In late May, 2014, a team of Greenpeace activists, including one from the Pacific, climbed aboard an oil drilling rig in the Barents Sea to protest offshore drilling, its contribution to climate damaging carbon emissions and the dangers of oil spills. Five months later, several dozen Pacific island ‘climate warriors’ joined Australian colleagues in Newcastle for a daylong blockade of vessels carrying shipments of coal for export.
The two protests were for the same purpose—to focus global attention on fossil fuels’ contribution to climate problems—but with one significant anomaly: the oil rig targeted by Greenpeace was flagged in the Marshall Islands, one of several atoll nations at the forefront of an international campaign to cut back use of fossil fuels and reduce carbon emissions.
This raises the question: Do small island nations that contribute little to the carbon problem globally need to change their ways as they are demanding of big nations? More specifically, is it hypocritical for an island nation to demand reductions in use of fossil fuel while at the same time profiting from business investments in fossil fuel?
Seven nations in the Pacific—the Marshall Islands, Kiribati, Tuvalu, Federated States of Micronesia, Palau, Tonga and Nauru—operate government trust funds with significant offshore investment. Generally these are a mix of fixed income (government bonds), real estate and stock market investments. Because investments in the fossil industry have produced some of the greatest profits in the history of stock markets in recent years (except for the past several months as oil prices have declined), virtually all big funds have some investment in the fossil fuel industry. A number of island nations also operate ship registries, led by the Marshall Islands, which has the world’s third largest registry behind Panama and Liberia. Significantly for the Marshall Islands, a major portion of the tonnage it flags is oil tankers and drilling rigs.
The Marshall Islands has been at the forefront of the climate action campaign with Foreign Minister Tony deBrum and, more recently, Kathy Jetnil-Kijiner making headlines globally calling for nations of the world to act to prevent a climate disaster already in progress. But governments in region with trust funds have not addressed the apparent conflict between profiting from the oil industry and demanding it be phased down.
While the Marshall Islands’ government has been silent at home on the issue, its voice internationally has grown greatly during Minister deBrum’s tenure in government since 2012. In recent months, however, the College of the Marshall Islands has taken up a campaign for divestment from the fossil fuel industry. The college has a small endowment fund of about a million dollars that is invested in the U.S. and global stock markets.
‘We will be crafting a policy statement for the Board of Regents so that the College of the Marshall Islands Endowment Fund is not investing in fossil fuel companies,’ said President Carl Hacker. ‘It is something we can do to contribute to the change that is desperately needed.’ Hacker said he was moved by researching what is being done globally to invest in climate-friendly corporations, and was particularly influenced by an article by Nobel Peace Prize winner Bishop Desmond Tutu on divestment and climate change.
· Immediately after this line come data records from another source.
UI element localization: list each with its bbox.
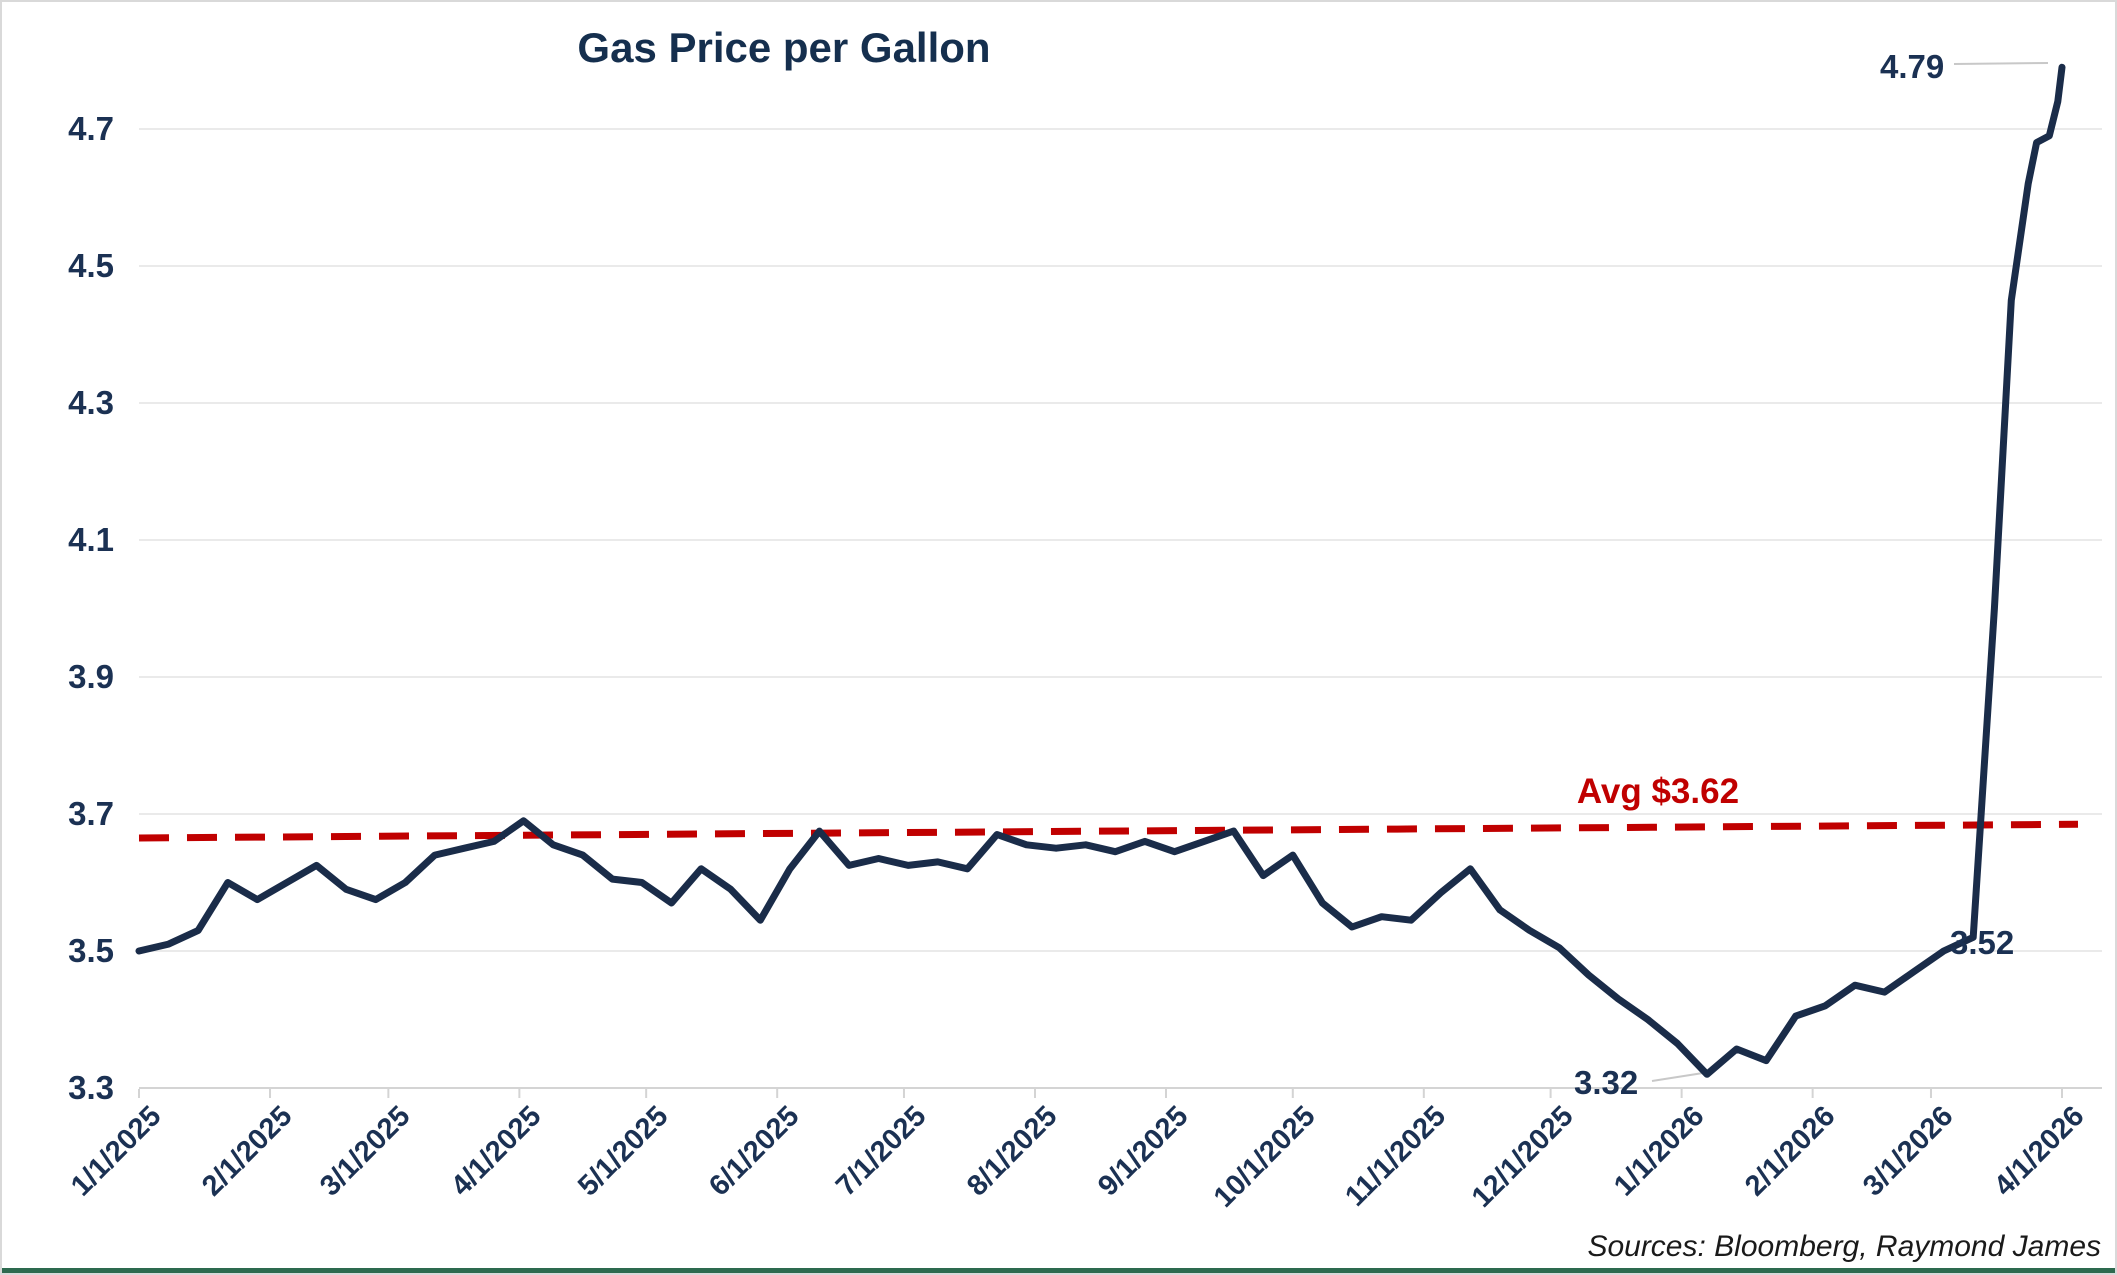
y-tick-label: 3.5 [68, 931, 114, 969]
y-tick-label: 3.3 [68, 1069, 114, 1106]
y-tick-label: 4.7 [68, 109, 114, 147]
annotation-pre-spike-value: 3.52 [1950, 924, 2015, 961]
leader-line-low [1651, 1072, 1704, 1082]
y-tick-label: 4.3 [68, 383, 114, 421]
bottom-accent-border [2, 1268, 2115, 1273]
average-dashed-line [138, 820, 2079, 842]
y-tick-label: 4.1 [68, 520, 114, 558]
average-line-label: Avg $3.62 [1576, 772, 1740, 811]
y-tick-label: 3.9 [68, 657, 114, 695]
y-tick-label: 4.5 [68, 246, 114, 284]
gas-price-series-line [135, 63, 2066, 1078]
chart-title: Gas Price per Gallon [577, 24, 991, 71]
sources-note: Sources: Bloomberg, Raymond James [1587, 1230, 2101, 1263]
annotation-peak-value: 4.79 [1880, 48, 1945, 85]
annotation-low-value: 3.32 [1574, 1064, 1639, 1101]
leader-line-peak [1953, 62, 2049, 65]
y-tick-label: 3.7 [68, 794, 114, 832]
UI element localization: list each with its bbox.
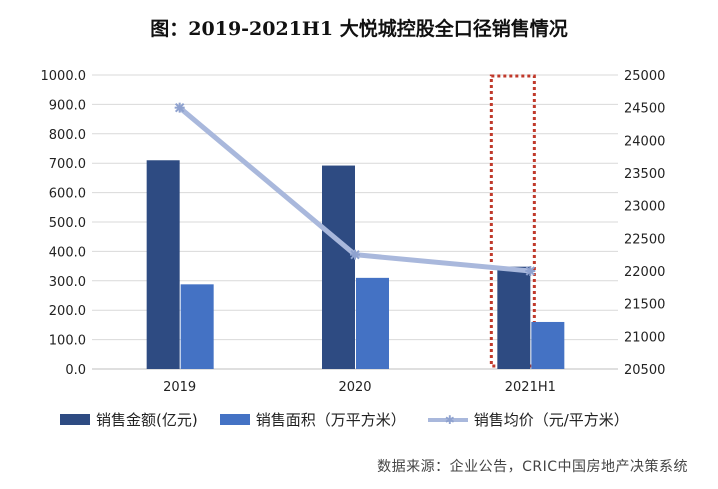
right-tick-label: 23500 (624, 167, 665, 182)
bar-area (531, 321, 565, 369)
data-source: 数据来源：企业公告，CRIC中国房地产决策系统 (377, 459, 688, 475)
bar-amount (497, 266, 531, 369)
left-tick-label: 700.0 (49, 157, 86, 172)
left-tick-label: 200.0 (49, 304, 86, 319)
x-tick-label: 2020 (338, 380, 371, 395)
legend-swatch-area (219, 414, 250, 425)
price-point (350, 249, 360, 260)
right-tick-label: 22000 (624, 265, 665, 280)
right-tick-label: 20500 (624, 363, 665, 378)
legend-swatch-price: ✱ (427, 414, 468, 426)
left-tick-label: 400.0 (49, 245, 86, 260)
x-tick-label: 2021H1 (505, 380, 556, 395)
left-tick-label: 500.0 (49, 216, 86, 231)
left-tick-label: 900.0 (49, 98, 86, 113)
price-point (525, 266, 536, 276)
right-tick-label: 22500 (624, 232, 665, 247)
right-tick-label: 24000 (624, 134, 665, 149)
legend-item-amount: 销售金额(亿元) (60, 409, 198, 430)
legend-label-price: 销售均价（元/平方米） (473, 411, 629, 429)
price-point (174, 102, 185, 113)
right-tick-label: 21500 (624, 298, 665, 313)
legend-item-price: ✱ 销售均价（元/平方米） (427, 409, 629, 430)
legend-item-area: 销售面积（万平方米） (219, 409, 406, 430)
legend-label-amount: 销售金额(亿元) (96, 411, 198, 429)
left-tick-label: 800.0 (49, 128, 86, 143)
bar-amount (146, 160, 180, 369)
left-tick-label: 0.0 (65, 363, 86, 378)
right-tick-label: 25000 (624, 69, 665, 84)
right-tick-label: 23000 (624, 200, 665, 215)
left-tick-label: 1000.0 (41, 69, 87, 84)
right-tick-label: 21000 (624, 330, 665, 345)
bar-amount (322, 165, 355, 369)
legend-label-area: 销售面积（万平方米） (255, 411, 406, 429)
legend: 销售金额(亿元) 销售面积（万平方米） ✱ 销售均价（元/平方米） (60, 409, 710, 430)
bar-area (180, 284, 214, 369)
legend-swatch-amount (60, 414, 90, 425)
left-tick-label: 300.0 (49, 275, 86, 290)
bar-area (356, 277, 389, 369)
chart-title: 图：2019-2021H1 大悦城控股全口径销售情况 (150, 18, 568, 40)
left-tick-label: 600.0 (49, 187, 86, 202)
x-tick-label: 2019 (163, 380, 196, 395)
right-tick-label: 24500 (624, 102, 665, 117)
left-tick-label: 100.0 (49, 334, 86, 349)
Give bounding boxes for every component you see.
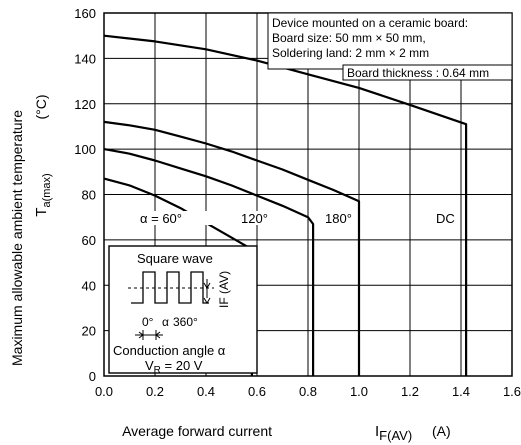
x-axis-symbol-sub: F(AV): [379, 428, 412, 443]
inset-if-label: IF (AV): [217, 271, 231, 308]
label-bg-dc: [433, 211, 459, 225]
series-label-120: 120°: [241, 211, 268, 226]
series-label-180: 180°: [325, 211, 352, 226]
vr-value: = 20 V: [161, 358, 203, 373]
inset-alpha: α: [162, 315, 169, 329]
y-tick-label: 120: [74, 97, 96, 112]
y-axis-unit: (°C): [33, 94, 49, 119]
inset-box: [108, 245, 258, 374]
y-axis-symbol-sub: a(max): [41, 173, 53, 207]
y-tick-label: 20: [82, 324, 96, 339]
x-tick-label: 1.0: [350, 384, 368, 399]
y-tick-label: 40: [82, 278, 96, 293]
inset-360: 360°: [173, 315, 198, 329]
y-tick-label: 0: [89, 369, 96, 384]
x-tick-label: 0.2: [146, 384, 164, 399]
x-axis-title: Average forward current: [122, 423, 272, 439]
label-bg-60: [135, 211, 215, 225]
x-tick-label: 0.0: [95, 384, 113, 399]
y-axis-symbol: Ta(max): [33, 173, 53, 216]
y-axis-title: Maximum allowable ambient temperature: [9, 110, 25, 366]
board-info-line-2: Board size: 50 mm × 50 mm,: [272, 31, 426, 45]
board-info-line-1: Device mounted on a ceramic board:: [272, 16, 468, 30]
svg-text:Ta(max): Ta(max): [33, 173, 53, 216]
inset-title: Square wave: [137, 251, 213, 266]
x-tick-label: 0.4: [197, 384, 215, 399]
series-label-alpha60: α = 60°: [140, 211, 182, 226]
board-thickness-box: [342, 64, 513, 81]
if-arrow-head-up: [203, 297, 211, 304]
series-label-dc: DC: [436, 211, 455, 226]
x-tick-label: 0.6: [248, 384, 266, 399]
inset-angle-0: 0°: [142, 315, 154, 329]
y-tick-label: 140: [74, 51, 96, 66]
label-bg-180: [323, 211, 357, 225]
label-bg-120: [240, 211, 274, 225]
series-line-180: [103, 120, 361, 376]
x-tick-label: 0.8: [299, 384, 317, 399]
x-axis-symbol-main: I: [375, 423, 379, 440]
board-info-line-3: Soldering land: 2 mm × 2 mm: [272, 46, 429, 60]
vr-symbol: V: [145, 358, 154, 373]
if-arrow-head-down: [203, 282, 211, 289]
y-tick-label: 80: [82, 188, 96, 203]
series-line-120: [103, 148, 315, 376]
x-tick-label: 1.6: [503, 384, 521, 399]
x-axis-symbol: IF(AV): [375, 423, 412, 443]
y-tick-label: 100: [74, 142, 96, 157]
board-thickness-label: Board thickness : 0.64 mm: [347, 66, 489, 80]
tick-labels: 0.0 0.2 0.4 0.6 0.8 1.0 1.2 1.4 1.6 0 20 40 60 80 100 1…: [74, 6, 521, 399]
square-wave-icon: [131, 271, 209, 304]
vr-label: VR = 20 V: [145, 358, 203, 376]
board-info-box: [267, 12, 513, 70]
y-tick-label: 60: [82, 233, 96, 248]
x-axis-unit: (A): [432, 423, 451, 439]
y-axis-symbol-main: T: [33, 208, 50, 217]
conduction-angle-label: Conduction angle α: [113, 343, 226, 358]
x-tick-label: 1.2: [401, 384, 419, 399]
series-line-dc: [103, 34, 468, 376]
vr-sub: R: [154, 365, 161, 376]
y-tick-label: 160: [74, 6, 96, 21]
x-tick-label: 1.4: [452, 384, 470, 399]
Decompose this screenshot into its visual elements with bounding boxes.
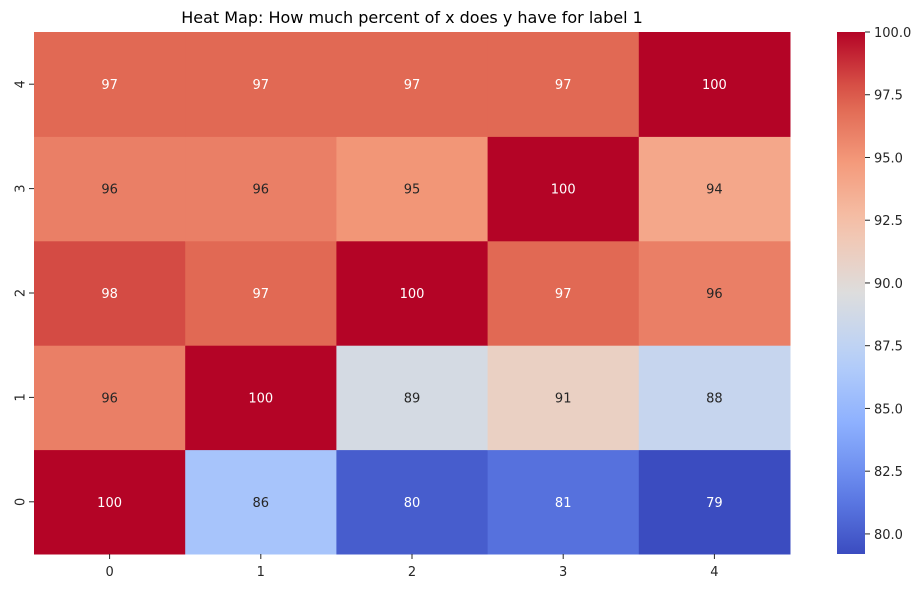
heatmap-cell bbox=[34, 345, 186, 451]
x-tick-label: 4 bbox=[710, 565, 718, 580]
heatmap-cell bbox=[336, 136, 489, 242]
cell-value-label: 98 bbox=[101, 287, 118, 302]
cell-value-label: 97 bbox=[555, 78, 572, 93]
cell-value-label: 96 bbox=[706, 287, 723, 302]
x-axis: 0 1 2 3 4 bbox=[105, 554, 719, 580]
heatmap-cell bbox=[336, 345, 489, 451]
cell-value-label: 100 bbox=[702, 78, 727, 93]
colorbar-tick-label: 87.5 bbox=[874, 340, 903, 355]
cell-value-label: 88 bbox=[706, 391, 723, 406]
heatmap-cell bbox=[185, 32, 337, 137]
cell-value-label: 80 bbox=[404, 496, 421, 511]
colorbar-tick-label: 97.5 bbox=[874, 89, 903, 104]
cell-value-label: 97 bbox=[253, 78, 270, 93]
cell-value-label: 97 bbox=[555, 287, 572, 302]
heatmap-cell bbox=[638, 345, 791, 451]
colorbar-tick-label: 95.0 bbox=[874, 151, 903, 166]
cell-value-label: 97 bbox=[101, 78, 118, 93]
x-tick-label: 2 bbox=[408, 565, 416, 580]
heatmap-cell bbox=[336, 240, 489, 346]
heatmap-cell bbox=[185, 449, 337, 555]
heatmap-cell bbox=[638, 136, 791, 242]
x-tick-label: 1 bbox=[257, 565, 265, 580]
heatmap-cell bbox=[638, 32, 791, 137]
cell-value-label: 100 bbox=[248, 391, 273, 406]
y-tick-label: 0 bbox=[14, 498, 29, 506]
heatmap-cell bbox=[487, 32, 640, 137]
heatmap-cell bbox=[34, 32, 186, 137]
cell-value-label: 91 bbox=[555, 391, 572, 406]
heatmap-cell bbox=[34, 136, 186, 242]
cell-value-label: 96 bbox=[253, 183, 270, 198]
heatmap-cells: 100 86 80 81 79 96 100 89 91 88 98 97 100 97 96 96 96 95 1… bbox=[34, 32, 791, 555]
colorbar-tick-label: 90.0 bbox=[874, 277, 903, 292]
heatmap-cell bbox=[487, 345, 640, 451]
heatmap-cell bbox=[487, 136, 640, 242]
y-tick-label: 3 bbox=[14, 184, 29, 192]
cell-value-label: 96 bbox=[101, 183, 118, 198]
colorbar bbox=[837, 32, 865, 554]
cell-value-label: 97 bbox=[253, 287, 270, 302]
colorbar-axis: 80.0 82.5 85.0 87.5 90.0 92.5 95.0 97.5 100.0 bbox=[865, 26, 911, 543]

Jetnil-Kijiner, an instructor at the College of the Marshall Islands, has been a force behind the divestment movement with the college community.
The Majuro-based college is already the country’s leader in renewable energy, and is getting ready to purchase electric vehicles. Over the past three years, it has slashed US$300,000 a year off its electricity bill by using solar and wind power. Like action to use renewable energy, divestment is an important area for action, Hacker said.
The college administration engaged its Student Body Association to get students, teachers and staff talking about climate issues during a “divestment week” series of events in November. During the week, SBA members went from class to class educating their peers about divestment. The students wrote essays, drew posters and participated in a public forum on the topic. The public event was titled ‘CMI and Divestment — putting our money where our mouth is.’
These events at the college underscored the thinking of students, faculty and administrators that even though the endowment fund of CMI is relatively small and divesting will not affect fossil fuel companies, the issue is about taking a stand on principle. The students’ message: CMI should not talk about climate change and then reap interest from its investments in fossil fuel companies that profit by producing and selling the one product that is the largest contributor to climate change—fossil fuels.
In response to the divestment campaign within the college, the CMI board of regents in December directed the administration to divest from fossil fuel companies within three years.The divestment campaign at the college hasn’t spread to national government investments and the ship registry. But at some point the government, indeed all governments concerned with climate problems, will be forced to address the contradiction in demanding reduced global reliance on fossil fuels while at the same time profiting from the fossil fuel industry.
Thanks to donor funding, many Pacific islands have installed solar equipment on far-flung islands, bringing electricity for the first time to thousands of islanders and reducing modest usage of fossil fuel for power. These Pacific island actions are largely symbolic in terms of global impact, but everything from use of renewable energy and fuel-guzzling vehicles to divestment—or not—from the fossil fuel industry send a message to the world about small island states walking the climate talk.